There is recovery in prison. You just have to keep the bullshit you must engage in separate from your soul and its improving health.
Each afternoon there is posted a notice of required appointments for the following day, broken down by inmate, time and location. Late January has a 10am appointment for you and it’s your divorce. The family court judge in Vermont has obligingly compressed the proceedings to a few short months and allowed for this to happen over the phone. You make a mental note that you need to actively try to stop loving your ex-wife.
Your recovery begins to look like it might not be happening. You lift weights outside in the snow like the Rocky movie where he fights the Russian. You attempt to erase your ex-wife from your “spank bank.” You try to cry and fail. You start asking God for help even though you never have and you feel guilty that these are foxhole prayers from an asshole—because your brother died unfairly four years ago and if God didn’t feel like helping him, why would he help a shit heel like you?
But it seems to work. You start to feel a rhythm and a release that’s increasingly a part of your day and a source of peace. Maybe the only.

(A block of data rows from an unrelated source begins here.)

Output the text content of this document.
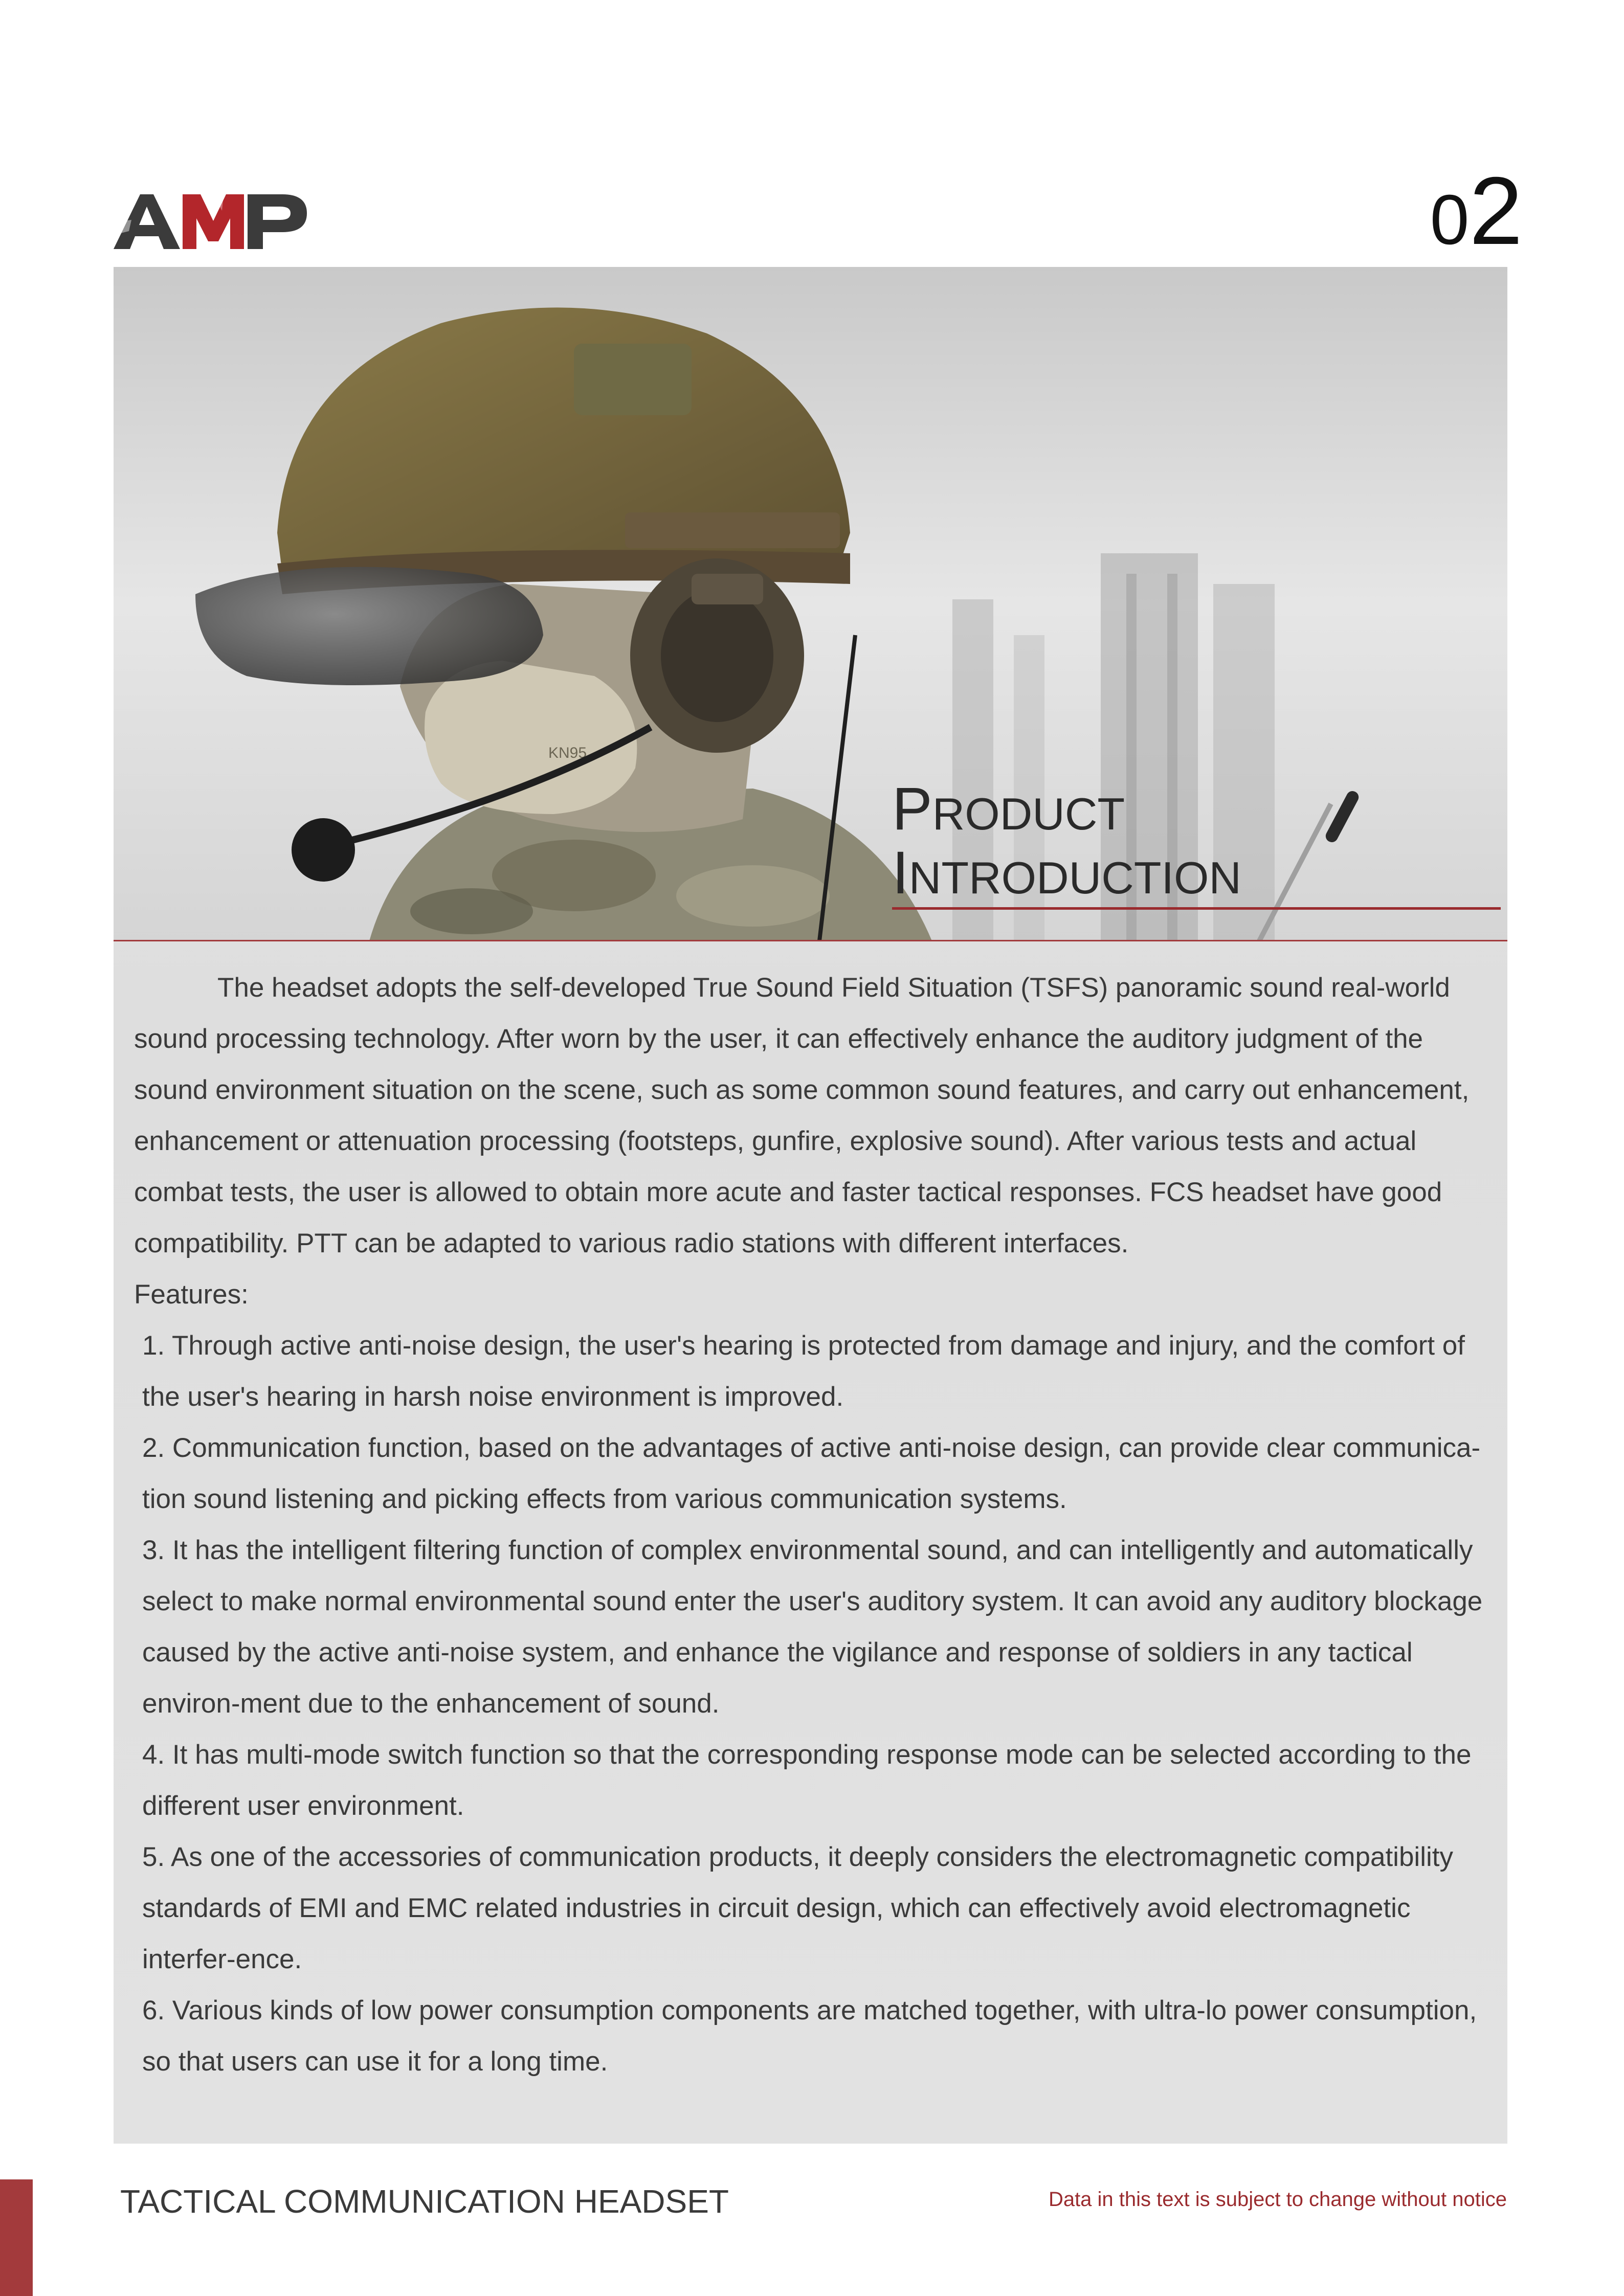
02
KN95
PRODUCT
INTRODUCTION

The headset adopts the self-developed True Sound Field Situation (TSFS) panoramic sound real-world sound processing technology. After worn by the user, it can effectively enhance the auditory judgment of the sound environment situation on the scene, such as some common sound features, and carry out enhancement, enhancement or attenuation processing (footsteps, gunfire, explosive sound). After various tests and actual combat tests, the user is allowed to obtain more acute and faster tactical responses. FCS headset have good compatibility. PTT can be adapted to various radio stations with different interfaces.

Features:

1. Through active anti-noise design, the user's hearing is protected from damage and injury, and the comfort of the user's hearing in harsh noise environment is improved.

2. Communication function, based on the advantages of active anti-noise design, can provide clear communica-tion sound listening and picking effects from various communication systems.

3. It has the intelligent filtering function of complex environmental sound, and can intelligently and automatically select to make normal environmental sound enter the user's auditory system. It can avoid any auditory blockage caused by the active anti-noise system, and enhance the vigilance and response of soldiers in any tactical environ-ment due to the enhancement of sound.

4. It has multi-mode switch function so that the corresponding response mode can be selected according to the different user environment.

5. As one of the accessories of communication products, it deeply considers the electromagnetic compatibility standards of EMI and EMC related industries in circuit design, which can effectively avoid electromagnetic interfer-ence.

6. Various kinds of low power consumption components are matched together, with ultra-lo power consumption, so that users can use it for a long time.

TACTICAL COMMUNICATION HEADSET	Data in this text is subject to change without notice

Before long, you take over as chair of the Monday-night step/tradition meeting. Good and funny things happen in AA: A man called Singleton (always last names in Gowanda AA) asks when is it appropriate to take one’s relationship with one’s female sponsor to the next level. But AA here is so pure, perhaps due to its beginner-ness. Reworking the steps as a newcomer turns out to be powerful and you appreciate the urgency and lack of smugness that you groaned at on the street. You attend AA more and go to the weight pit less.
There is recovery in prison. You just have to keep the bullshit you must engage in—the getting over, the cops, the occasional violence—separate from that which you know must remain intact if you are ever going to make it: your soul and its improving health.
After a couple of months you join another group, a men’s (obviously) discussion forum called Cephas, begun after the Attica prison riots of 1971. Here, because these guys are not specifically alcoholic, there are a number of fellows from the “dark side”—or the sex-offender half—of the prison. When they speak you cringe, you get flushed, you think of their victims and your daughters and you judge, judge, judge.
Until finally you decide that maybe judgment isn’t so very good for your recovery, and all that prayer and humility stuff you were faking starts to leak from one side of your ginny mind and you think you might feel some fucking compassion, empathy, whatever. Sometimes it’s there and sometimes it’s not, but these spotty bits of light seem to have a Richter-Scale effect on the rest of your days. You think less about your wife banging some tattoo artist and more about how you’re going to be a better, sober dad, son and friend.
Just in time, too. It feels mighty lousy to sit in front of the parole board and lie about your recovery goals. You feel pretty lousy lying about anything these days, you find, to yourself or anyone else. You’re not sure if all the bad stuff about prison or the rare moments of transcendence has led you here, but you feel better and you feel like being good.
An enormous bald man named Sid has pulled Mr. Wood from me. The Mr. Wood who lately had his very strong fingers laced around my neck as I lay supine on my steel bed, having lost my footing on the slick polished floor. My leg had been pinched between his knee and the bed’s hard rail. Everyone who has gathered to silently observe disperses and heads to the 8am call for GED class, facility maintenance, anger management. The next day, in the cavern of the community shower, a guy named Tommy asks me what is that enormous blue-green/brown-yellow blotch leaching down the back of my right calf. For all my efforts to the contrary, there is a mark.